The 1964 Republican Convention was the first to give white Southerners a significant role. Not surprisingly, it also featured lowest black representation ever at a GOP national convention. Not coincidentally, the second lowest was 2012.



Robinson described his experience in his biography, I Never Had It Made:
“I felt the GOP was a minority party in term of numbers of registered voters and could not win unless they updated their social philosophy and sponsored candidates and principles to attract the young, the black, and the independent voter.
“I said this often from public, and frequently Republican, platforms.  By and large Republicans had ignored blacks and sometimes handpicked a few servile leaders in the black community to be their token “n___rs”.  How would I sound trying to go all out to sell Republicans to black people?  They’re not buying.  They know better…
“A Barry Goldwater victory would insure that the GOP would be completely the white man’s party.  What happened at San Francisco when Senator Goldwater became the Republican standard-bearer confirmed my prediction…
“That convention was one of the most unforgettable and frightening experiences of my life… A new breed of Republicans had taken over the GOP…It was a terrible hour for the relatively few black delegates who were present.
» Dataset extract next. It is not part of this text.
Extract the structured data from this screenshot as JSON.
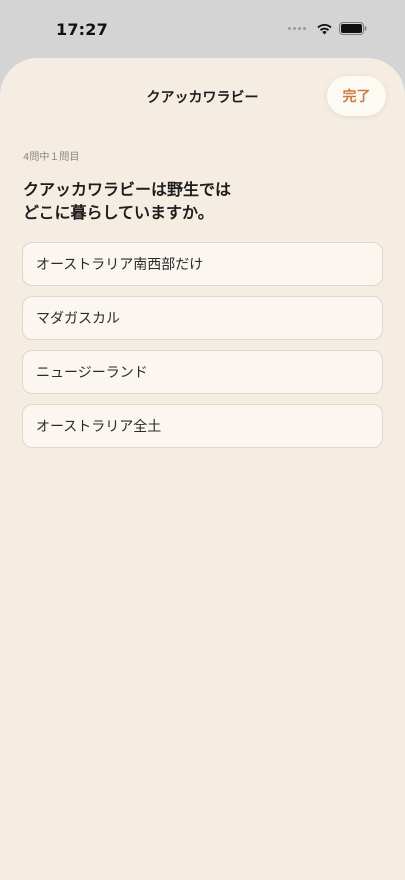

“Distinguished in their communities, identified with the cause of Republicanism, an extremely unpopular cause among blacks, they had been served notice that the party they had fought for considered them just another bunch of “n___rs”.  They had no real standing in the convention, no clout.  They were unimportant and ignored…
“One bigot from one of the Deep South states actually threw acid on a black delegate’s suit jacket and burned it. Another one, from the Alabama delegation where I was standing at the time of the Rockefeller speech, turned on me menacingly…”
What Robinson describes is eerily familiar. He complains that blacks were reduced to token status, rolled out to recite party lines but ignored or exiled if they tried to influence policy. Their concerns were marginalized, their participation merely tolerated, their voices drowned.
Robinson continued to work as an adviser to Republican Gov. Rockefeller well into the ‘70’s, but he backed Lyndon Johnson and every subsequent Democratic Presidential nominee. The priorities he expressed for the black community remain to this day largely ignored on both the left and right, with the exception of a brief flowering led by the late Jack Kemp.
The values that drew Jackie Robinson to the GOP are more popular and relevant than ever. Unfortunately, the forces that drove him away are more influential in the GOP now than they have ever been. We can’t seize the opportunity of our potential appeal without releasing our grip on a dead vision of white cultural supremacy. Can we ever tolerate women, Hispanics, and African-Americans who are more than token voices parroting an approved line? If Republicans can find the confidence and courage to embrace authentic cultural diversity a new era of political dominance waits for us.

Chris Ladd is a Texan who is now living in the Chicago area. He has served for several years as a Republican Precinct Committeeman in DuPage County, IL, and was active in state and local Republican campaigns in Texas for many years.